Ainsi, pour l'histoire officielle, il s'agit de mettre en valeur les faits d'armes (les actions militaires), réaliser des biographies
de combattants, de figures héroïques censées représenter tout un peuple dans la lutte. Cette histoire officielle nie la
diversité sociale et culturelle algérienne et nie l'existence de tensions pendant la guerre d'Algérie. Seul le rôle du FLN est
mis en avant, celui joué par Messali Hadj et le MNA, concurrent du FLN est passé sous silence. L'histoire officielle
algérienne insiste sur les exactions françaises et occulte celle du FLN. En Algérie les archives restent pratiquement
inaccessible aux historiens qui restent soumis à une pression du pouvoirs politique. Certains préfèrent s'auto-censurer.
Au XXIe siècle, la perception du conflit évolue : la jeunesse algérienne, majoritaire dans le pays, n'accepte plus la
mémoire officielle, ils la retournent même contre le pouvoir, puisque ce dernier tire sa légitimité de la révolution
algérienne. Ainsi, les manifestations anti-Bouteflika de 2019 ont repris le slogan de 1962 "un seul héro, le peuple", mais
l'ont détourné de son usage initial à l'origine symbole de l'unité algérienne proclamé face au colonisateur, il devient le
slogan du peuple uni contre Bouteflika. Depuis quelques années, les historiens français et algériens se rapprochent et en
2004 est publié la guerre d'Algérie coécrit par Harbi et Stora.

L'histoire est au centre de multiples enjeux tant politiques que mémoriels. L'exemple des responsabilités des Etats dans
le déclenchement la Première Guerre mondiale et celui des mémoires de la guerre d'Algérie le montre. Pour expliquer
les origines de la Grande Guerre, le débat historique et soumis à d'importants enjeux politiques :

au début on s'est focalisé sur la question de la responsabilité et donc de la culpabilité (ici les vaincus).

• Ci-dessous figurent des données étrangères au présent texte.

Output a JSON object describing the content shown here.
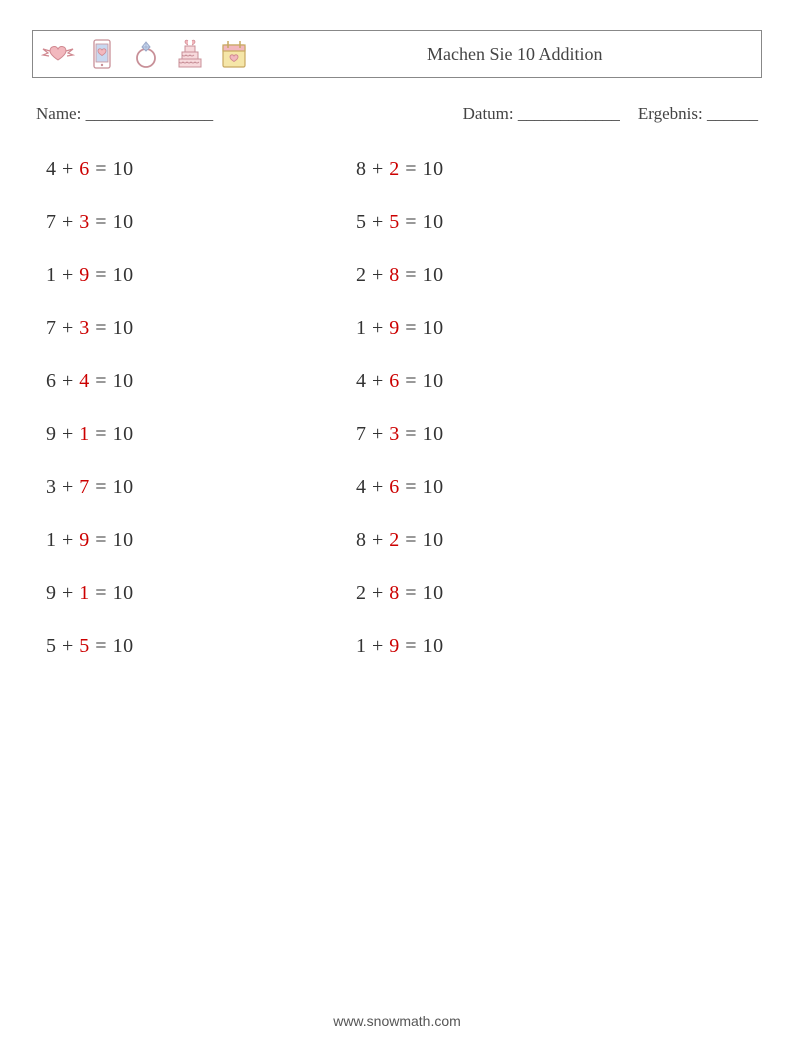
{
  "header": {
    "title": "Machen Sie 10 Addition",
    "icons": [
      "winged-heart-icon",
      "phone-heart-icon",
      "diamond-ring-icon",
      "wedding-cake-icon",
      "calendar-heart-icon"
    ]
  },
  "meta": {
    "name_label": "Name: _______________",
    "date_label": "Datum: ____________",
    "result_label": "Ergebnis: ______"
  },
  "style": {
    "text_color": "#333333",
    "answer_color": "#cc0000",
    "font_size_problem": 20,
    "font_size_header": 18,
    "font_size_meta": 17,
    "row_gap": 30,
    "icon_stroke": "#d9a0a8",
    "icon_fill_light": "#f7d9dc",
    "icon_fill_accent": "#f2b8be",
    "icon_fill_yellow": "#f5e6a8",
    "icon_fill_blue": "#c8d8f0"
  },
  "problems": {
    "left": [
      {
        "a": "4",
        "b": "6",
        "r": "10"
      },
      {
        "a": "7",
        "b": "3",
        "r": "10"
      },
      {
        "a": "1",
        "b": "9",
        "r": "10"
      },
      {
        "a": "7",
        "b": "3",
        "r": "10"
      },
      {
        "a": "6",
        "b": "4",
        "r": "10"
      },
      {
        "a": "9",
        "b": "1",
        "r": "10"
      },
      {
        "a": "3",
        "b": "7",
        "r": "10"
      },
      {
        "a": "1",
        "b": "9",
        "r": "10"
      },
      {
        "a": "9",
        "b": "1",
        "r": "10"
      },
      {
        "a": "5",
        "b": "5",
        "r": "10"
      }
    ],
    "right": [
      {
        "a": "8",
        "b": "2",
        "r": "10"
      },
      {
        "a": "5",
        "b": "5",
        "r": "10"
      },
      {
        "a": "2",
        "b": "8",
        "r": "10"
      },
      {
        "a": "1",
        "b": "9",
        "r": "10"
      },
      {
        "a": "4",
        "b": "6",
        "r": "10"
      },
      {
        "a": "7",
        "b": "3",
        "r": "10"
      },
      {
        "a": "4",
        "b": "6",
        "r": "10"
      },
      {
        "a": "8",
        "b": "2",
        "r": "10"
      },
      {
        "a": "2",
        "b": "8",
        "r": "10"
      },
      {
        "a": "1",
        "b": "9",
        "r": "10"
      }
    ]
  },
  "footer": {
    "url": "www.snowmath.com"
  }
}
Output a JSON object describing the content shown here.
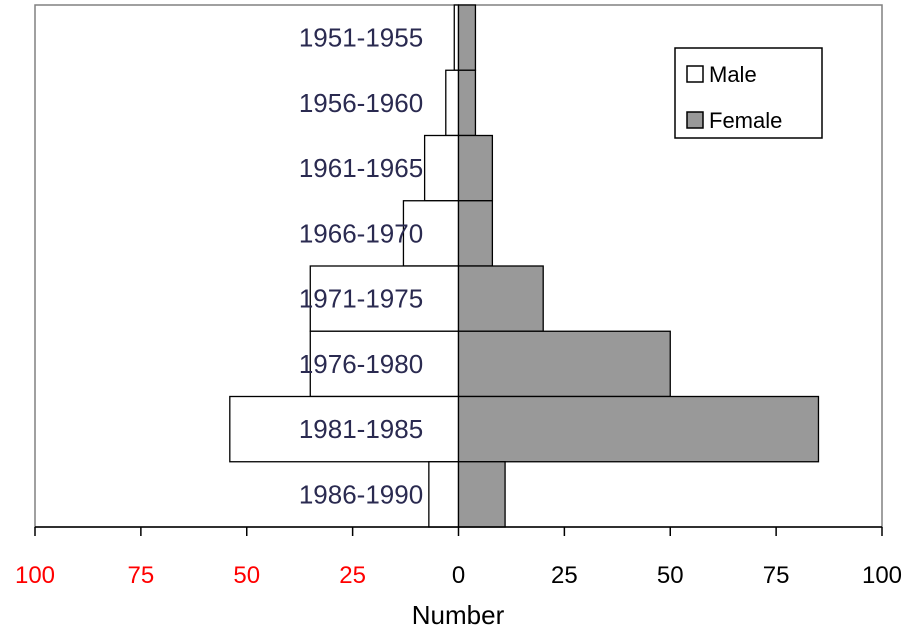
{
  "chart_data": {
    "type": "bar",
    "orientation": "horizontal-population-pyramid",
    "categories": [
      "1951-1955",
      "1956-1960",
      "1961-1965",
      "1966-1970",
      "1971-1975",
      "1976-1980",
      "1981-1985",
      "1986-1990"
    ],
    "series": [
      {
        "name": "Male",
        "values": [
          1,
          3,
          8,
          13,
          35,
          35,
          54,
          7
        ],
        "color": "#ffffff"
      },
      {
        "name": "Female",
        "values": [
          4,
          4,
          8,
          8,
          20,
          50,
          85,
          11
        ],
        "color": "#999999"
      }
    ],
    "xlabel": "Number",
    "xlim": [
      -100,
      100
    ],
    "x_ticks": [
      "100",
      "75",
      "50",
      "25",
      "0",
      "25",
      "50",
      "75",
      "100"
    ],
    "negative_tick_color": "#ff0000",
    "positive_tick_color": "#000000",
    "grid": false,
    "legend_position": "top-right"
  }
}
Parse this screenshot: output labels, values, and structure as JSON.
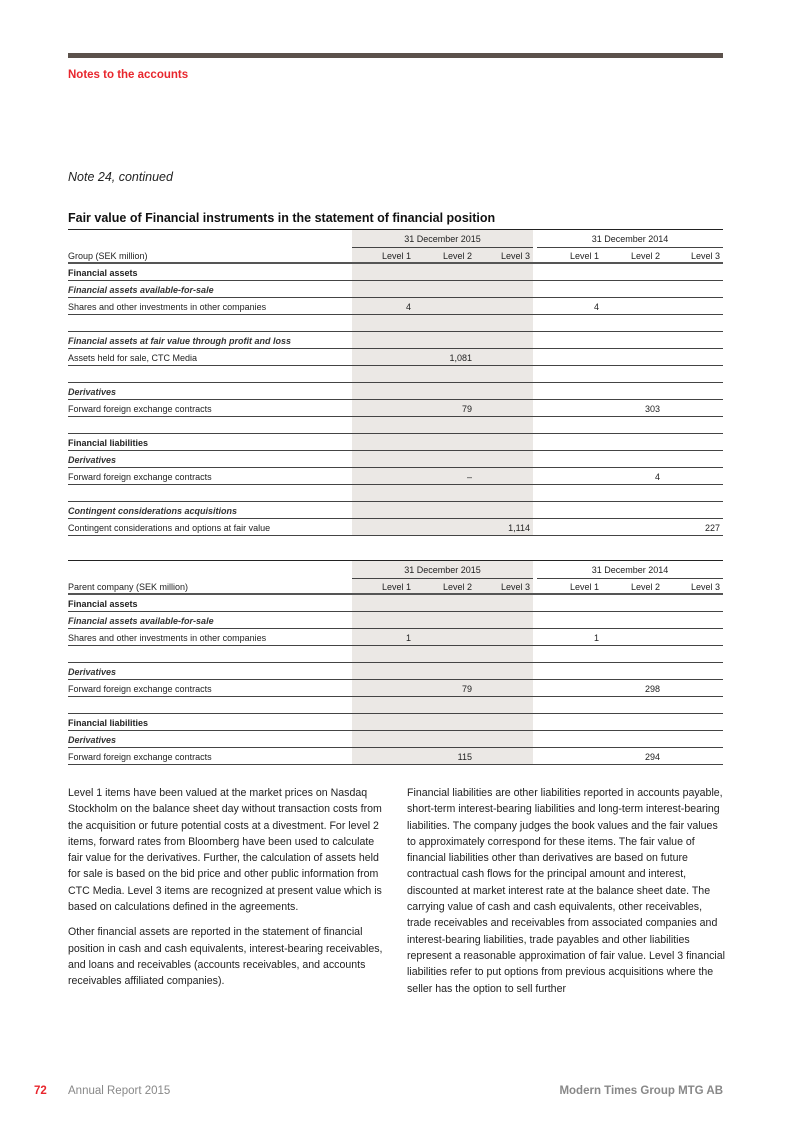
{
  "header": {
    "section": "Notes to the accounts",
    "note": "Note 24, continued"
  },
  "table_title": "Fair value of Financial instruments in the statement of financial position",
  "columns": {
    "period_2015": "31 December 2015",
    "period_2014": "31 December 2014",
    "levels": [
      "Level 1",
      "Level 2",
      "Level 3",
      "Level 1",
      "Level 2",
      "Level 3"
    ]
  },
  "colors": {
    "accent": "#e8262d",
    "rule": "#5b514b",
    "shade": "#ebe8e5"
  },
  "group_table": {
    "heading": "Group (SEK million)",
    "rows": [
      {
        "type": "b",
        "label": "Financial assets",
        "values": [
          "",
          "",
          "",
          "",
          "",
          ""
        ]
      },
      {
        "type": "i",
        "label": "Financial assets available-for-sale",
        "values": [
          "",
          "",
          "",
          "",
          "",
          ""
        ]
      },
      {
        "type": "d",
        "label": "Shares and other investments in other companies",
        "values": [
          "4",
          "",
          "",
          "4",
          "",
          ""
        ]
      },
      {
        "type": "s",
        "label": "",
        "values": [
          "",
          "",
          "",
          "",
          "",
          ""
        ]
      },
      {
        "type": "i",
        "label": "Financial assets at fair value through profit and loss",
        "values": [
          "",
          "",
          "",
          "",
          "",
          ""
        ]
      },
      {
        "type": "d",
        "label": "Assets held for sale, CTC Media",
        "values": [
          "",
          "1,081",
          "",
          "",
          "",
          ""
        ]
      },
      {
        "type": "s",
        "label": "",
        "values": [
          "",
          "",
          "",
          "",
          "",
          ""
        ]
      },
      {
        "type": "i",
        "label": "Derivatives",
        "values": [
          "",
          "",
          "",
          "",
          "",
          ""
        ]
      },
      {
        "type": "d",
        "label": "Forward foreign exchange contracts",
        "values": [
          "",
          "79",
          "",
          "",
          "303",
          ""
        ]
      },
      {
        "type": "s",
        "label": "",
        "values": [
          "",
          "",
          "",
          "",
          "",
          ""
        ]
      },
      {
        "type": "b",
        "label": "Financial liabilities",
        "values": [
          "",
          "",
          "",
          "",
          "",
          ""
        ]
      },
      {
        "type": "i",
        "label": "Derivatives",
        "values": [
          "",
          "",
          "",
          "",
          "",
          ""
        ]
      },
      {
        "type": "d",
        "label": "Forward foreign exchange contracts",
        "values": [
          "",
          "–",
          "",
          "",
          "4",
          ""
        ]
      },
      {
        "type": "s",
        "label": "",
        "values": [
          "",
          "",
          "",
          "",
          "",
          ""
        ]
      },
      {
        "type": "i",
        "label": "Contingent considerations acquisitions",
        "values": [
          "",
          "",
          "",
          "",
          "",
          ""
        ]
      },
      {
        "type": "d",
        "label": "Contingent considerations and options at fair value",
        "values": [
          "",
          "",
          "1,114",
          "",
          "",
          "227"
        ]
      }
    ]
  },
  "parent_table": {
    "heading": "Parent company (SEK million)",
    "rows": [
      {
        "type": "b",
        "label": "Financial assets",
        "values": [
          "",
          "",
          "",
          "",
          "",
          ""
        ]
      },
      {
        "type": "i",
        "label": "Financial assets available-for-sale",
        "values": [
          "",
          "",
          "",
          "",
          "",
          ""
        ]
      },
      {
        "type": "d",
        "label": "Shares and other investments in other companies",
        "values": [
          "1",
          "",
          "",
          "1",
          "",
          ""
        ]
      },
      {
        "type": "s",
        "label": "",
        "values": [
          "",
          "",
          "",
          "",
          "",
          ""
        ]
      },
      {
        "type": "i",
        "label": "Derivatives",
        "values": [
          "",
          "",
          "",
          "",
          "",
          ""
        ]
      },
      {
        "type": "d",
        "label": "Forward foreign exchange contracts",
        "values": [
          "",
          "79",
          "",
          "",
          "298",
          ""
        ]
      },
      {
        "type": "s",
        "label": "",
        "values": [
          "",
          "",
          "",
          "",
          "",
          ""
        ]
      },
      {
        "type": "b",
        "label": "Financial liabilities",
        "values": [
          "",
          "",
          "",
          "",
          "",
          ""
        ]
      },
      {
        "type": "i",
        "label": "Derivatives",
        "values": [
          "",
          "",
          "",
          "",
          "",
          ""
        ]
      },
      {
        "type": "d",
        "label": "Forward foreign exchange contracts",
        "values": [
          "",
          "115",
          "",
          "",
          "294",
          ""
        ]
      }
    ]
  },
  "body": {
    "left": [
      "Level 1 items have been valued at the market prices on Nasdaq Stockholm on the balance sheet day without transaction costs from the acquisition or future potential costs at a divestment. For level 2 items, forward rates from Bloomberg have been used to calculate fair value for the derivatives. Further, the calculation of assets held for sale is based on the bid price and other public information from CTC Media. Level 3 items are recognized at present value which is based on calculations defined in the agreements.",
      "Other financial assets are reported in the statement of financial position in cash and cash equivalents, interest-bearing receivables, and loans and receivables (accounts receivables, and accounts receivables affiliated companies)."
    ],
    "right": [
      "Financial liabilities are other liabilities reported in accounts payable, short-term interest-bearing liabilities and long-term interest-bearing liabilities. The company judges the book values and the fair values to approximately correspond for these items. The fair value of financial liabilities other than derivatives are based on future contractual cash flows for the principal amount and interest, discounted at market interest rate at the balance sheet date. The carrying value of cash and cash equivalents, other receivables, trade receivables and receivables from associated companies and interest-bearing liabilities, trade payables and other liabilities represent a reasonable approximation of fair value. Level 3 financial liabilities refer to put options from previous acquisitions where the seller has the option to sell further"
    ]
  },
  "footer": {
    "page": "72",
    "report": "Annual Report 2015",
    "company": "Modern Times Group MTG AB"
  }
}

Après la Seconde Guerre mondiale, dans un contexte de rapprochement franco-allemand, la question perd son
caractère politique et les recherches historiques se déplacent vers de nouveaux objets. La polémique internationale
est désormais close.

L'exemple de la guerre d'Algérie souligne quant à lui la manière dont l'histoire et la mémoire s'articulent. En France, la
volonté d'occultation du conflit par l'Etat n'a pas pu empêcher la résurgence des mémoires enfouis. Ces mémoires
émanent à partir des années 1970 de multiples acteurs de la guerre qui demande reconnaissance ou réparation. Face à
ces mémoires en concurrence, l'ouverture des archives permet aux historiens d'établir des faits véritables. Ces
évolutions poussent les pouvoirs publics a entamer une politique de reconnaissance des mémoires du conflit, même si
cette reconnaissance demeure étouffé en Algérie où l'Etat défend une histoire officielle.